Aussitôt ils se retournèrent d'un air innocent.
«Hans Coetzee, venez signer», dit encore Muller.
Et le malheureux s'avança, d'aussi bonne grâce qu'il put, murmurant en lui-même et très profondément mille malédictions contre «ce démon» Frank Muller. Il fit pourtant contre fortune bon cœur, et apposa sa signature, en souriant faiblement. Puis Muller en appela un autre qui essaya de se dérober, sous prétexte que son éducation avait été fort négligée et qu'il ne savait pas écrire. Vaine excuse! Très tranquillement Frank Muller écrivit son nom et lui fit mettre sa croix en regard. Après cela, aucun obstacle ne surgit et, en cinq minutes, le revers entier de la feuille fut couvert des signatures plus ou moins lisibles de tous les membres du Conseil.

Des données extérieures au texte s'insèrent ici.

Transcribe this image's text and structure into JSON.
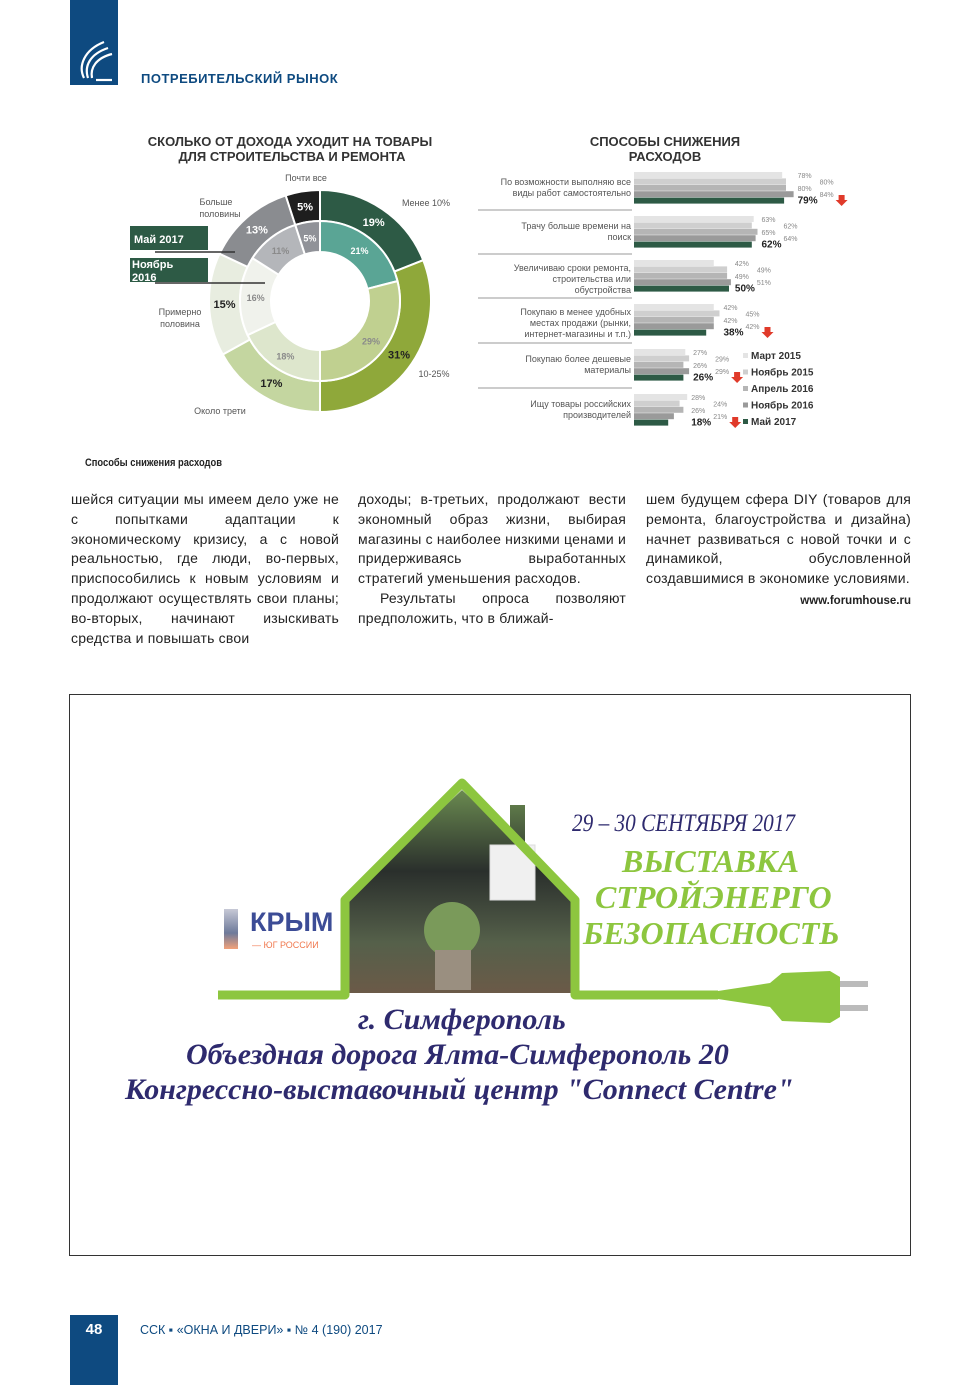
{
  "header": {
    "section": "ПОТРЕБИТЕЛЬСКИЙ РЫНОК",
    "logo": "ssk-logo",
    "brand_color": "#0e4a80"
  },
  "chart_data": [
    {
      "type": "donut",
      "title": "СКОЛЬКО ОТ ДОХОДА УХОДИТ НА ТОВАРЫ ДЛЯ СТРОИТЕЛЬСТВА И РЕМОНТА",
      "categories": [
        "Менее 10%",
        "10-25%",
        "Около трети",
        "Примерно половина",
        "Больше половины",
        "Почти все"
      ],
      "category_labels": {
        "c0": "Менее 10%",
        "c1": "10-25%",
        "c2": "Около трети",
        "c3": "Примерно",
        "c3b": "половина",
        "c4": "Больше",
        "c4b": "половины",
        "c5": "Почти все"
      },
      "series": [
        {
          "name": "Май 2017",
          "ring": "outer",
          "values": [
            19,
            31,
            17,
            15,
            13,
            5
          ],
          "colors": [
            "#2d5a45",
            "#8fa83a",
            "#c4d6a0",
            "#e8ede0",
            "#8a8c90",
            "#1e1e1e"
          ]
        },
        {
          "name": "Ноябрь 2016",
          "ring": "inner",
          "values": [
            21,
            29,
            18,
            16,
            11,
            5
          ],
          "colors": [
            "#5aa595",
            "#c0d090",
            "#dde6cc",
            "#f0f2ec",
            "#b4b6ba",
            "#909298"
          ]
        }
      ],
      "legend": {
        "may": "Май 2017",
        "nov": "Ноябрь 2016"
      }
    },
    {
      "type": "bar",
      "orientation": "horizontal",
      "title_l1": "СПОСОБЫ СНИЖЕНИЯ",
      "title_l2": "РАСХОДОВ",
      "categories": [
        [
          "По возможности выполняю все",
          "виды работ самостоятельно"
        ],
        [
          "Трачу больше времени на",
          "поиск"
        ],
        [
          "Увеличиваю сроки ремонта,",
          "строительства или",
          "обустройства"
        ],
        [
          "Покупаю в менее удобных",
          "местах продажи (рынки,",
          "интернет-магазины и т.п.)"
        ],
        [
          "Покупаю более дешевые",
          "материалы"
        ],
        [
          "Ищу товары российских",
          "производителей"
        ]
      ],
      "series": [
        {
          "name": "Март 2015",
          "color": "#e4e4e4",
          "values": [
            78,
            63,
            42,
            42,
            27,
            28
          ]
        },
        {
          "name": "Ноябрь 2015",
          "color": "#cfcfcf",
          "values": [
            80,
            62,
            49,
            45,
            29,
            24
          ]
        },
        {
          "name": "Апрель 2016",
          "color": "#b5b5b5",
          "values": [
            80,
            65,
            49,
            42,
            26,
            26
          ]
        },
        {
          "name": "Ноябрь 2016",
          "color": "#9a9a9a",
          "values": [
            84,
            64,
            51,
            42,
            29,
            21
          ]
        },
        {
          "name": "Май 2017",
          "color": "#2d5a45",
          "values": [
            79,
            62,
            50,
            38,
            26,
            18
          ]
        }
      ],
      "down_arrows": [
        true,
        false,
        false,
        true,
        true,
        true
      ],
      "legend_placement": "bottom-right"
    }
  ],
  "caption": "Способы снижения расходов",
  "columns": [
    [
      "шейся ситуации мы имеем дело уже не с попытками адаптации к экономическому кризису, а с новой реальностью, где люди, во-первых, приспособились к новым условиям и продолжают осуществлять свои планы; во-вторых, начинают изыскивать средства и повышать свои"
    ],
    [
      "доходы; в-третьих, продолжают вести экономный образ жизни, выбирая магазины с наиболее низкими ценами и придерживаясь выработанных стратегий уменьшения расходов.",
      "Результаты опроса позволяют предположить, что в ближай-"
    ],
    [
      "шем будущем сфера DIY (товаров для ремонта, благоустройства и дизайна) начнет развиваться с новой точки и с динамикой, обусловленной создавшимися в экономике условиями."
    ]
  ],
  "source": "www.forumhouse.ru",
  "ad": {
    "dates": "29 – 30 СЕНТЯБРЯ 2017",
    "title1": "ВЫСТАВКА",
    "title2": "СТРОЙЭНЕРГО",
    "title3": "БЕЗОПАСНОСТЬ",
    "logo_text": "КРЫМ",
    "logo_sub": "— ЮГ РОССИИ",
    "city": "г. Симферополь",
    "address": "Объездная дорога Ялта-Симферополь 20",
    "venue": "Конгрессно-выставочный центр \"Connect Centre\"",
    "green": "#8dc63f",
    "navy": "#2e2a6e"
  },
  "footer": {
    "page": "48",
    "text": "ССК ▪ «ОКНА И ДВЕРИ» ▪ № 4 (190) 2017"
  }
}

Enfin Muller resta seul, la tête inclinée sur la poitrine, l'arrêt dans une main, tandis que de l'autre il caressait sa belle barbe, selon son habitude.
Bientôt il cessa et demeura immobile comme une statue de marbre. Le soleil déclinait derrière la colline; la vaste remise s'emplissait d'ombre qui, peu à peu, l'enveloppait et le revêtait d'une sombre et mystérieuse grandeur. On eût dit le roi du Mal, car le mal a ses princes comme le Bien, et il les marque de son sceau, les couronne d'un diadème qui sont, l'un et l'autre, les emblèmes de leur puissance; or, parmi eux, Frank Muller était certainement grand. Un petit sourire de triomphe se jouait sur son beau et cruel visage, une lueur brillait dans ses yeux froids. Il eût pu servir de modèle pour un portrait de son maître, le démon!
Il sortit assez promptement de sa rêverie, «Je la tiens, se dit-il, je la tiens comme dans un étau. Elle ne peut pas m'échapper; elle ne peut pas laisser mourir son oncle. Ces lâches m'ont bien servi. On joue d'eux aussi aisément que d'un violon, et je suis un artiste habile! Oui, nous voici bientôt à la fin du morceau!»